УШЕЛ

Я хотел бы не помнить тебя. Жить нынешние тридцать с одним, перебирая их, точно четки: гладкие, теплые, приятные прикосновением, привычные своей бесхитростностью. Закрывать усталые глаза, так много видавшие и еще более пустившие по миру, закрывать без предсказанного свидания с твоими чертами, без оправданного ожидания боли безвкусной, сильной, выносимой. Дышать бы мне не нарочито глубоко, прогоняя вдох по легким сосредоточенно и умело, как если дыхание не врожденная способность, а с трудом приобретенный и закрепленный навык. Да встречать иных женщин обреченным на выбор меж ними, с легкостью и пылом его верша, не забывая их подробностей, имен, обстоятельств. Быть человеком еще способным принять чужое благословение, дарованные не тобою, полупрозрачные, расплывчатые от счастья воспоминания с последующим переложением на ненайденные для этого слова.

Дождь не ведает об усталости, которые сутки идет куда хочет, шумит, подражая множеству рук в борьбе за свободу вне клетки. Ему б ведь тоже освободиться от пристрастных определений, навязанных разумом, ищущим всюду, эпитетов, необходимости оплакивать или обозначать. Холодная, всегда плотная, скользящая по стеклу сырость скрадывает даже табачный дым, не давая ему расползаться вверх, забирает взаймы резкость у видимого пространства, словно замыслив не возвращать изъятых подробностей после.
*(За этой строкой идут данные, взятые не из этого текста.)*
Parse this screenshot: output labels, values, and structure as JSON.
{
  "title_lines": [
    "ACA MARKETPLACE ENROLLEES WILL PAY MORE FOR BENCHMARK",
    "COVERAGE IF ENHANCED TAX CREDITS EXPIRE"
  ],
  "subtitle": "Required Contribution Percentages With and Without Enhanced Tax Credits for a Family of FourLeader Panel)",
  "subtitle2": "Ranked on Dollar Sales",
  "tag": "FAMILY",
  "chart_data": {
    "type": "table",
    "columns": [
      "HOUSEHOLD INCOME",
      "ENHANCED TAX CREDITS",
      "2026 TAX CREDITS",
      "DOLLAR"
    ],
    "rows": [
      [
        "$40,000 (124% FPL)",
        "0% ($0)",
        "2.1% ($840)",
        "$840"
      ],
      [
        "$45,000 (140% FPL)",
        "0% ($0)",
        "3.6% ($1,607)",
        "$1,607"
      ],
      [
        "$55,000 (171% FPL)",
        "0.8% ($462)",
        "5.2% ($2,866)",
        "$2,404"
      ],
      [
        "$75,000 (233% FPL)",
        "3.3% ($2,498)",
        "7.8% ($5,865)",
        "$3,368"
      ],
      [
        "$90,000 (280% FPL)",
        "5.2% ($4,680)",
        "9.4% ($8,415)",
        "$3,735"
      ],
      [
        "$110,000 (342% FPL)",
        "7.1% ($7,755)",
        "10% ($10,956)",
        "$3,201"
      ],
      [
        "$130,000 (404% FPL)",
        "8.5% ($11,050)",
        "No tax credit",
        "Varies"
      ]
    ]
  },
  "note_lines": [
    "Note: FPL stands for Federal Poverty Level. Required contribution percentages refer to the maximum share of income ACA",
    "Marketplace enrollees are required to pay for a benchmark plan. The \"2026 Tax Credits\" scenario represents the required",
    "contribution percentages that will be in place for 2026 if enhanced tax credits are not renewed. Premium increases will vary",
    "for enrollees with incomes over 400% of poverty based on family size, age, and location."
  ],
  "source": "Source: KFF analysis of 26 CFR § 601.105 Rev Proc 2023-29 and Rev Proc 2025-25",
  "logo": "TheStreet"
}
А была ли ты, дорогая? Где следы твои, знаки присутствия, зазубрены и вмятины, оставляемые одним телом другому? Не видимая давно, но ощутимая до сих, сотворившая бездну, над которой крику моему раздаваться и далее. Идти Орфеем вдоль едва различимого края, не ведая, за плечом ли тень твоя, тепла не чувствуя, нервно ступая, боясь обмануться. Я предавал прошлому черты того зла, что ты не успела мне причинить, с целью лишь набраться духу отпустить тебя к вечности, отдать тому, который меня к тебе приговорил. Бреду и бреду, ухабы, скольжение опасно, пульса пассажи и новые горизонты, не те, к коим привычен, рельефы, ступаю так верно, что не сорваться к неведомому, назад не обернуться, как велело сказание. Жизнь потому и нуждается в мифе, что свершается без поступков, они лишь ее украшают. А цацки не каждому дано носить, не всякому они идут.

Беспросветно застлано небо, в комнаты с улиц торопится укрыться день, несдержанно стучит в оскорбительно белеющий и с той, и с этой стороны пластик окна. За таким же, верно, и ты ждала когда-то, что я приду. Во сне, разорванном от нетерпеливой в нем потребности, повторяющемся, навязчивом, будто верное пророчество, я приходил всегда. Сокрушенный, бессильный проигранной борьбой за единицу, озорно присваивал тобою бывшее, плавил границы дозволенного между двумя, смешивал сущности и явления, стирал описания и знаки, новые забывая найти. Безъязыкой оставлял я там страсть, наяву недогоревшую, непотушенную и временем, всепрощающим и побеждающим, до сих медленно тлеющую между.

Поздно, глухо, странно возвращать мгновения, которые мы могли б украсить друг другу неповторимостью. Следующая за тем разлука, деление все на ту же двойку, не преминуло настать и утвердиться на завоеванных верстах. Искусно ее приблизил, оправданный надеждой смягчить разрушительные обоим последствия. Не первый, кто погорел в расчете. Ты, конечно, уже иная, не та, что сохранил. Я, верно, совсем не тот, что беспечно оставлял.